Die Kostenentscheidung bleibt dem Schlussurteil vorbehalten.
Das Urteil ist vorläufig vollstreckbar. Den Beklagten wird nachgelassen, die Vollstreckung durch Sicherheitsleistung in Höhe von 110 % des aus dem Urteil jeweils zu vollstreckenden Betrages abzuwenden, wenn nicht der Kläger vor der Vollstreckung Sicherheit in gleicher Höhe leistet.
Die Kosten des Berufungsverfahrens tragen die Beklagten als Gesamtschuldner.
Das Berufungsurteil und das angefochtene Urteil sind vorläufig vollstreckbar.
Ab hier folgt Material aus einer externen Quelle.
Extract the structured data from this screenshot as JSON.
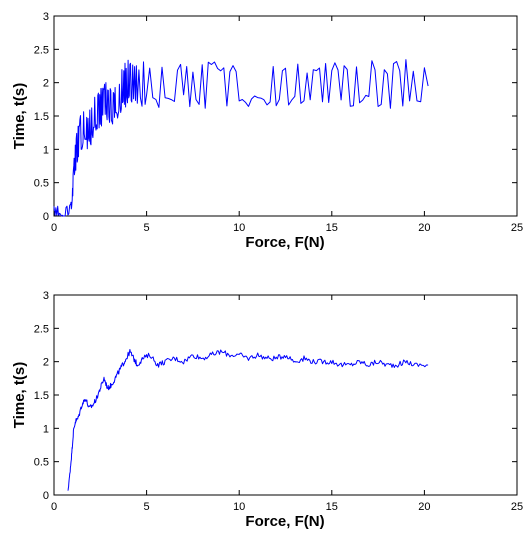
{
  "chart_data": [
    {
      "type": "line",
      "xlabel": "Force, F(N)",
      "ylabel": "Time, t(s)",
      "xlim": [
        0,
        25
      ],
      "ylim": [
        0,
        3
      ],
      "xticks": [
        "0",
        "5",
        "10",
        "15",
        "20",
        "25"
      ],
      "yticks": [
        "0",
        "0.5",
        "1",
        "1.5",
        "2",
        "2.5",
        "3"
      ],
      "grid": false,
      "color": "#0000ff",
      "series": [
        {
          "x": [
            0,
            0.3,
            0.6,
            0.9,
            1.0,
            1.1,
            1.25,
            1.4,
            1.6,
            1.8,
            2.0,
            2.2,
            2.4,
            2.6,
            2.8,
            3.0,
            3.2,
            3.4,
            3.6,
            3.8,
            4.0,
            4.2,
            4.5,
            5.0,
            6,
            7,
            8,
            9,
            10,
            11,
            12,
            13,
            14,
            15,
            16,
            17,
            18,
            19,
            20.2
          ],
          "y": [
            0.05,
            0.1,
            0.05,
            0.1,
            0.35,
            0.75,
            1.1,
            1.2,
            1.4,
            1.3,
            1.35,
            1.55,
            1.6,
            1.65,
            1.75,
            1.7,
            1.65,
            1.75,
            1.85,
            1.95,
            2.0,
            2.0,
            1.95,
            2.0,
            1.95,
            2.0,
            1.95,
            2.0,
            1.95,
            2.0,
            1.95,
            2.0,
            1.95,
            2.0,
            1.95,
            2.0,
            1.95,
            2.0,
            1.95
          ],
          "noise": [
            0.1,
            0.1,
            0.1,
            0.1,
            0.12,
            0.2,
            0.3,
            0.3,
            0.3,
            0.3,
            0.3,
            0.3,
            0.3,
            0.3,
            0.3,
            0.3,
            0.3,
            0.3,
            0.3,
            0.35,
            0.35,
            0.35,
            0.35,
            0.35,
            0.35,
            0.35,
            0.35,
            0.35,
            0.35,
            0.35,
            0.35,
            0.35,
            0.35,
            0.35,
            0.35,
            0.35,
            0.35,
            0.35,
            0.35
          ]
        }
      ]
    },
    {
      "type": "line",
      "xlabel": "Force, F(N)",
      "ylabel": "Time, t(s)",
      "xlim": [
        0,
        25
      ],
      "ylim": [
        0,
        3
      ],
      "xticks": [
        "0",
        "5",
        "10",
        "15",
        "20",
        "25"
      ],
      "yticks": [
        "0",
        "0.5",
        "1",
        "1.5",
        "2",
        "2.5",
        "3"
      ],
      "grid": false,
      "color": "#0000ff",
      "series": [
        {
          "x": [
            0.75,
            0.85,
            0.95,
            1.05,
            1.15,
            1.3,
            1.5,
            1.7,
            1.9,
            2.1,
            2.3,
            2.5,
            2.7,
            2.9,
            3.1,
            3.3,
            3.5,
            3.7,
            3.9,
            4.1,
            4.3,
            4.5,
            4.8,
            5.2,
            5.6,
            6.0,
            6.5,
            7.0,
            7.5,
            8.0,
            8.5,
            9.0,
            9.5,
            10.0,
            10.5,
            11.0,
            11.5,
            12.0,
            12.5,
            13.0,
            13.5,
            14.0,
            14.5,
            15.0,
            15.5,
            16.0,
            16.5,
            17.0,
            17.5,
            18.0,
            18.5,
            19.0,
            19.5,
            20.2
          ],
          "y": [
            0.05,
            0.3,
            0.6,
            0.95,
            1.1,
            1.15,
            1.35,
            1.45,
            1.3,
            1.35,
            1.45,
            1.6,
            1.75,
            1.6,
            1.65,
            1.75,
            1.85,
            1.95,
            2.05,
            2.15,
            2.05,
            1.95,
            2.05,
            2.1,
            1.95,
            2.0,
            2.05,
            2.0,
            2.1,
            2.05,
            2.1,
            2.15,
            2.1,
            2.1,
            2.05,
            2.1,
            2.05,
            2.05,
            2.1,
            2.0,
            2.05,
            2.0,
            2.0,
            2.0,
            1.95,
            1.95,
            2.0,
            1.95,
            2.0,
            1.95,
            1.95,
            2.0,
            1.95,
            1.95
          ],
          "noise": [
            0.02,
            0.03,
            0.03,
            0.04,
            0.04,
            0.04,
            0.04,
            0.04,
            0.04,
            0.04,
            0.04,
            0.04,
            0.04,
            0.04,
            0.04,
            0.04,
            0.04,
            0.04,
            0.04,
            0.04,
            0.04,
            0.04,
            0.04,
            0.04,
            0.04,
            0.04,
            0.04,
            0.04,
            0.04,
            0.04,
            0.04,
            0.04,
            0.04,
            0.04,
            0.04,
            0.04,
            0.04,
            0.04,
            0.04,
            0.04,
            0.04,
            0.04,
            0.04,
            0.04,
            0.04,
            0.04,
            0.04,
            0.04,
            0.04,
            0.04,
            0.04,
            0.04,
            0.04,
            0.04
          ]
        }
      ]
    }
  ]
}
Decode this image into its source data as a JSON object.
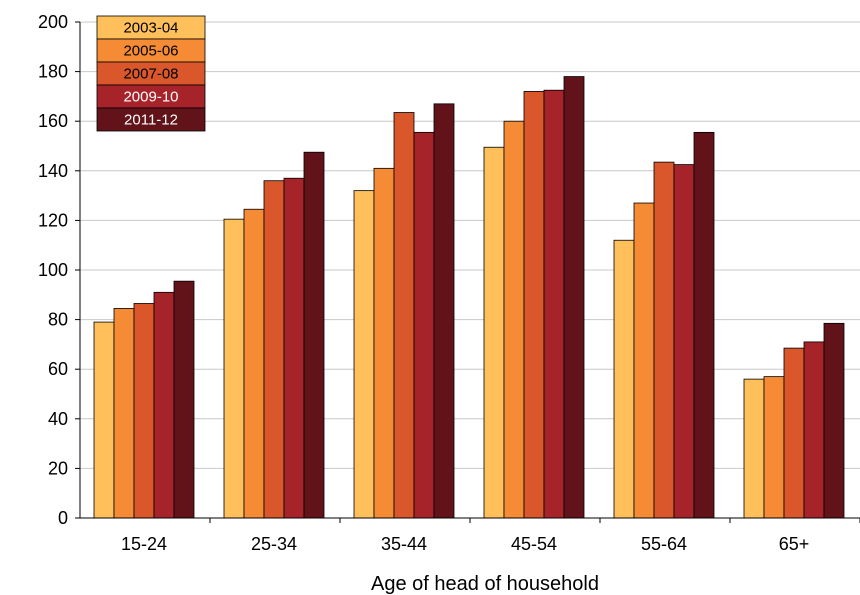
{
  "chart_data": {
    "type": "bar",
    "title": "",
    "xlabel": "Age of head of household",
    "ylabel": "",
    "ylim": [
      0,
      200
    ],
    "yticks": [
      0,
      20,
      40,
      60,
      80,
      100,
      120,
      140,
      160,
      180,
      200
    ],
    "categories": [
      "15-24",
      "25-34",
      "35-44",
      "45-54",
      "55-64",
      "65+"
    ],
    "legend_position": "top-left",
    "grid": true,
    "series": [
      {
        "name": "2003-04",
        "color": "#FFC05C",
        "values": [
          79,
          120.5,
          132,
          149.5,
          112,
          56
        ]
      },
      {
        "name": "2005-06",
        "color": "#F58B35",
        "values": [
          84.5,
          124.5,
          141,
          160,
          127,
          57
        ]
      },
      {
        "name": "2007-08",
        "color": "#D9572B",
        "values": [
          86.5,
          136,
          163.5,
          172,
          143.5,
          68.5
        ]
      },
      {
        "name": "2009-10",
        "color": "#A6232A",
        "values": [
          91,
          137,
          155.5,
          172.5,
          142.5,
          71
        ]
      },
      {
        "name": "2011-12",
        "color": "#62131A",
        "values": [
          95.5,
          147.5,
          167,
          178,
          155.5,
          78.5
        ]
      }
    ]
  }
}
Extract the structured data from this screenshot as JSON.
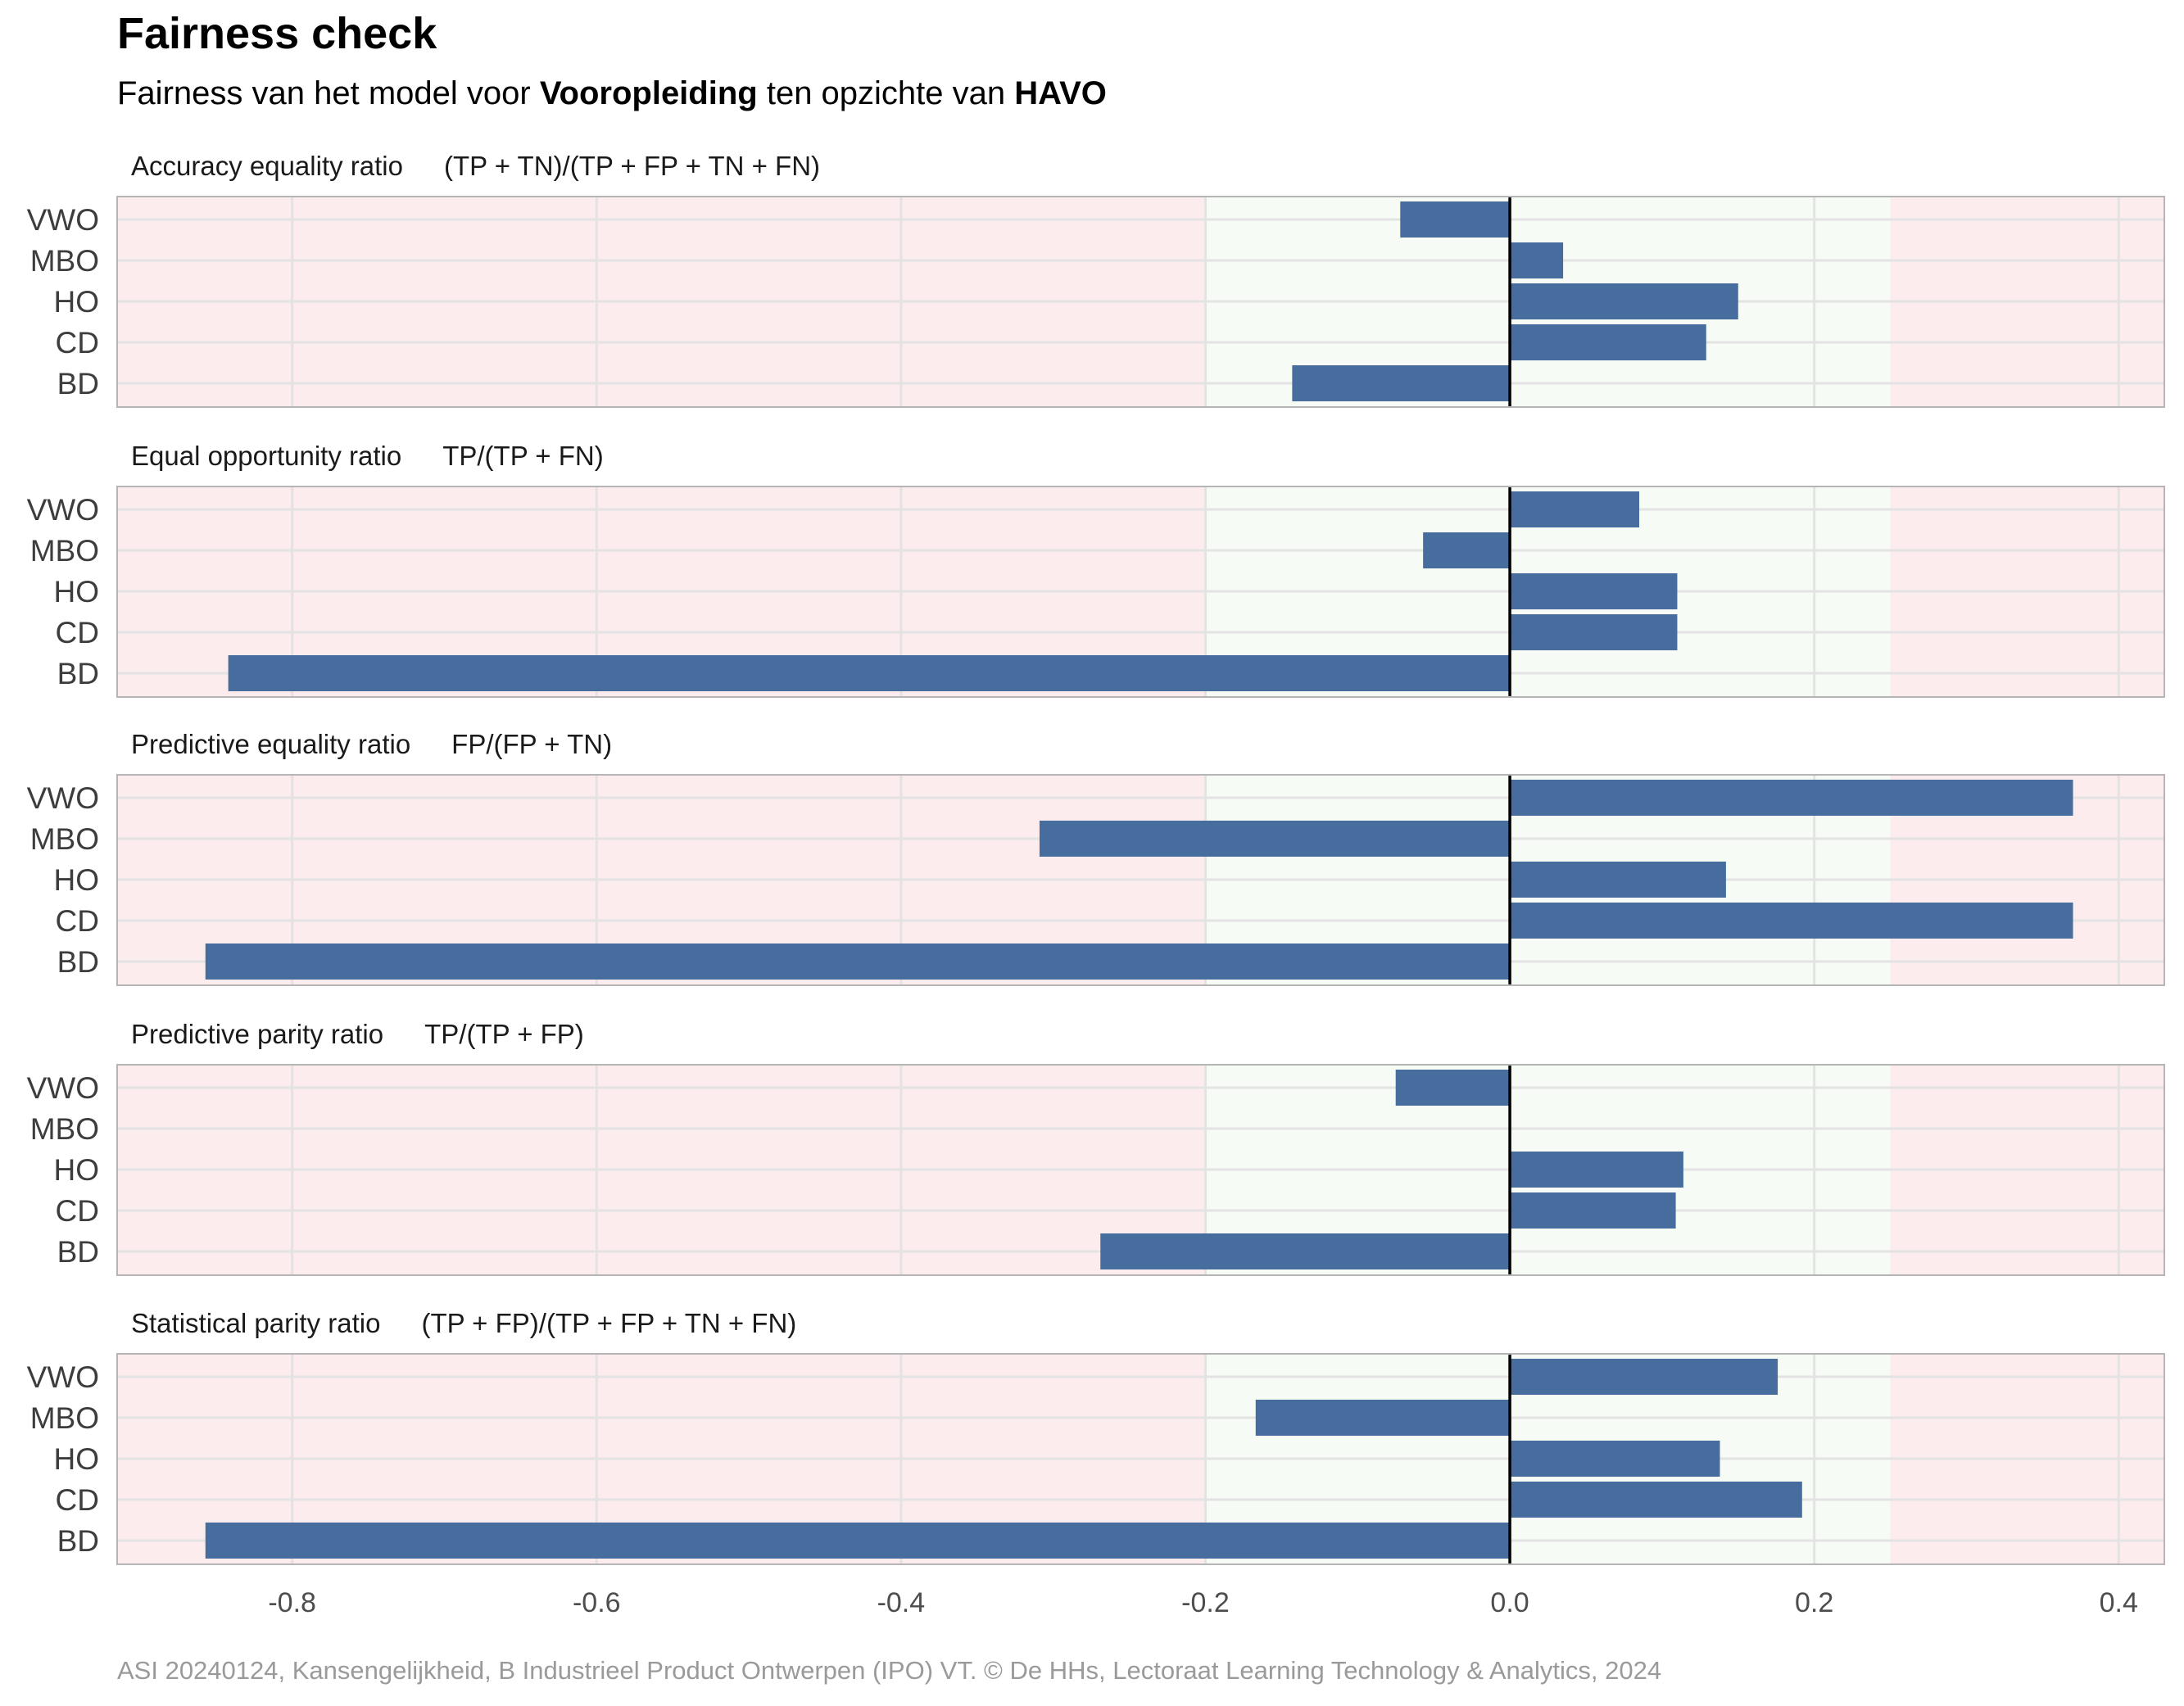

Die Beklagten dürfen die Vollstreckung durch Sicherheitsleistung in Höhe von 110 % des aus diesem Urteil vollstreckbaren Betrages abwenden, wenn nicht der Kläger vor der Vollstreckung Sicherheit in Höhe von 110 % des zu vollstreckenden Betrages leistet.
Gründe
A. Der Kläger nimmt die Beklagten auf Schadensersatz aus einem Verkehrsunfall in Anspruch, der sich am 24.9.2012 gegen 5:18 Uhr morgens in H ereignet hat. Zu diesem Zeitpunkt befuhr der Kläger mit seinem - auf eine Höchstgeschwindigkeit von 25 km/h gedrosselten - Motorroller die R-Straße auf der äußerst rechten von drei Richtungsfahrspuren in der Absicht die Kreuzung zur D-Straße in Geradeausfahrtrichtung zu überqueren. Dabei passierte er die für ihn geltende Lichtzeichenanlage vor der Kreuzung ohne anzuhalten bei einem Wechsel von Rot/Gelb auf Grünlicht. Aus der Gegenrichtung näherte sich der Beklagte zu 1) mit dem bei der Beklagten zu 2) haftpflichtversicherten Sattelzug mit einer Gesamtlänge von rund 18,75 m auf der Linksabbiegespur der R-Straße in der Absicht an der beampelten Kreuzung nach links in die D-Straße einzubiegen, wobei er die Fahrspur des Klägers queren musste. Im Kreuzungsbereich kam es zur Kollision in der Weise, dass der Kläger - nachdem er infolge einer von ihm durchgeführten Vollbremsung in Schräglage auf regennasser Fahrbahn die Kontrolle über seinen Roller verloren hatte - mit dem Unterfahrschutz auf der rechten Seite des Sattelzugaufliegers zusammenstieß. Dabei trug der Kläger diverse, zum Teil schwere Verletzungen - einschließlich des Verlustes der Milz - davon. Außerdem entstanden ihm - neben weiteren zwischen den Parteien streitigen Sachschäden - Abschleppkosten i.H.v. 194,99 EUR.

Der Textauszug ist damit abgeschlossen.